DYSPEPSIA GENERATION

We have seen the future, and it sucks.

MACKOWIAK: Makers, takers and occupiers

26th October 2011

Read it.

Indeed, two Americas do exist: the makers and the takers.

No one should prejudge the patriotism of any American, but your station in life informs your own political views.

Consider today’s economic reality. Last year, 47 percent of Americans paid no federal income tax. The Wall Street Journal recently reported that nearly half (48.5 percent) of all Americans received “some type of government benefit in the first quarter of 2010,” according to census data, making American families “more dependent on government programs than ever.”

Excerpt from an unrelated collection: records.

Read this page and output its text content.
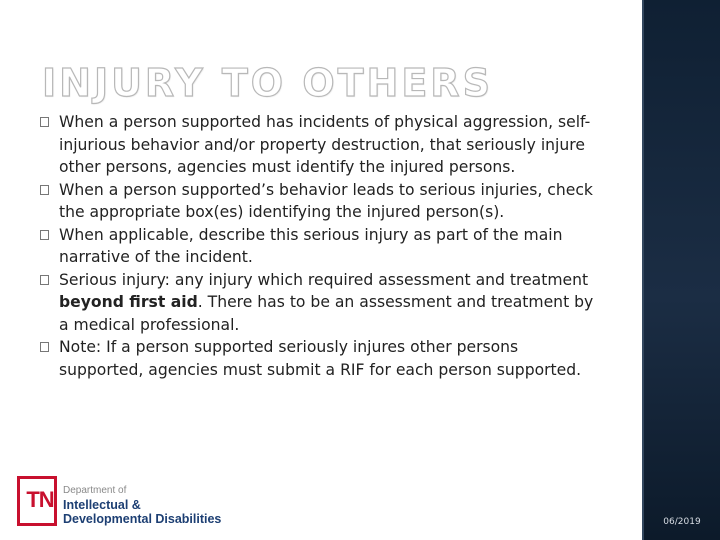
INJURY TO OTHERS
When a person supported has incidents of physical aggression, self-injurious behavior and/or property destruction, that seriously injure other persons, agencies must identify the injured persons.
When a person supported’s behavior leads to serious injuries, check the appropriate box(es) identifying the injured person(s).
When applicable, describe this serious injury as part of the main narrative of the incident.
Serious injury: any injury which required assessment and treatment beyond first aid. There has to be an assessment and treatment by a medical professional.
Note: If a person supported seriously injures other persons supported, agencies must submit a RIF for each person supported.
TN Department of
Intellectual &
Developmental Disabilities	06/2019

Those Americans – call them “takers,” a crude term but one that accurately describes them as receiving more from government than they contribute – do not have a direct personal interest in fiscal responsibility, limited government or reduced spending. In fact, their livelihoods depend on the “gravy train” continuing uninterrupted.

For the Americans whose income levels require them to pay income taxes – call them the “makers” – they have a discrete and clear interest in taxes remaining low and in government being made leaner and more efficient. This dynamic has been described in Patrick J. Buchanan’s new best-selling book, “Suicide of a Superpower: Will America Survive to 2025?”

Today, the top 1 percent of all income earners account for 40 percent of the federal taxes. If you confiscated every penny earned by the top 1 percent, you would gain about $1 trillion, wiping out these productive Americans and still not balancing the budget.

One Response to “MACKOWIAK: Makers, takers and occupiers”

  1. Dennis Nagle Says:

    On the other hand, the top 1% accounted for 40% of all earned income, so the picture is not quite as skewed as the article would suggest.
    At the same time, the bottom 50% accounted for 12.5% of all income, so consfiscating ALL of the earnings of that 50% would yield less than 1/3 of confiscating the income of that top 1%.

    When you want to pull a wagon for a long haul, you don’t hitch up the colts and the runts. You find the biggest, strongest horses and put ’em in harness.